Site Scraper

July 15, 2013
Tags:

I just finished cleaning up a utility I built a few years ago and pushed it up to GitHub. I often found myself needing to have an html export of some sites so that design vendors could update the css/js, or some sites were being moved to different systems in another part of the company. I've cleaned up the design so that it's less distracting and updated how it works so that you get what you want in the end: a clickable website in a folder.

Here's a screenshot:

site scraper

There's two parts that I built: the Xenu list processor and the link processor. I use the Xenu site crawler to first get a list of all the css, js, pdfs, images and page urls that the site has on it. Then I export that list to a tab separated file. With the first form, I remove all the extra information from the Xenu link list. The form also creates a new file that can be loaded into the drop-down list of the second form. There's also a few options you have to work with such as include/exclude filtering and separating the links for files, images and pages into separate files. Sometimes it's easier to process long lists of files separately. I found it useful so it's in there.

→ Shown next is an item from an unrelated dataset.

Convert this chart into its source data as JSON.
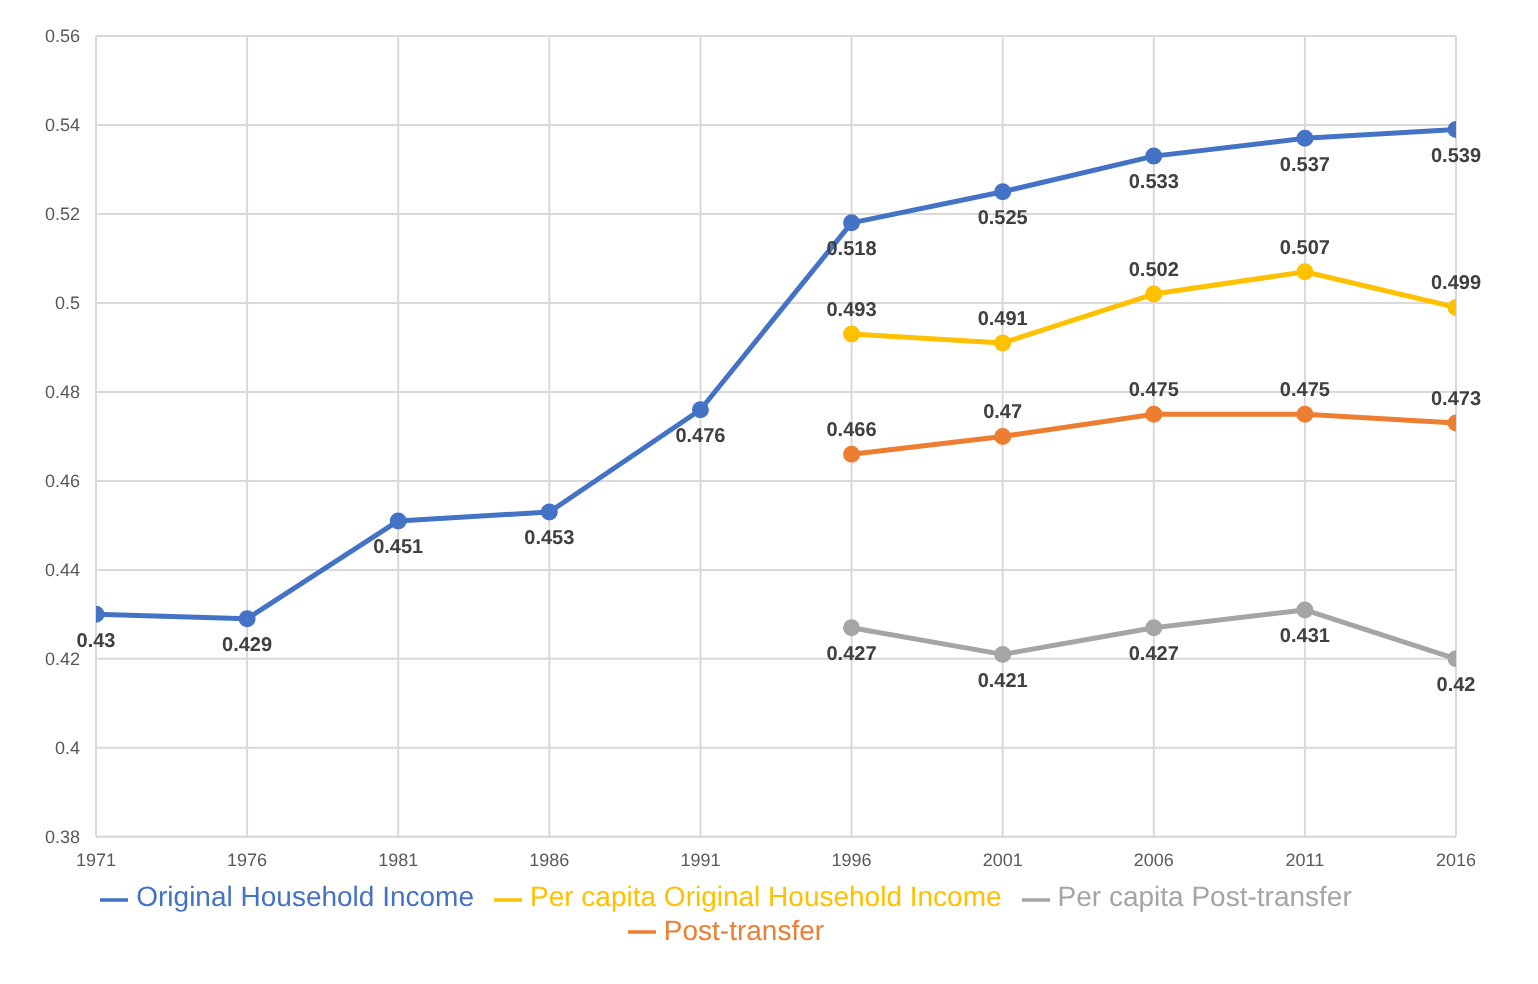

The second form will take the list generated by the first form, or really any list of links you provide it and will then request for the content of that page and save it to a file. The files generated will be foldered to match the existing site and will replace all the internal site links to relative paths so that when you open the files in a browser you can click to other pages. You do of course have options so that you can opt to not update the urls to relative paths, you can save the pages down as a different file type, you can set what the default page name will be and you can append the querystring to the filename so you can capture separate states of an individual page if you need to.

I've found it incredibly useful and hopefully other people will also.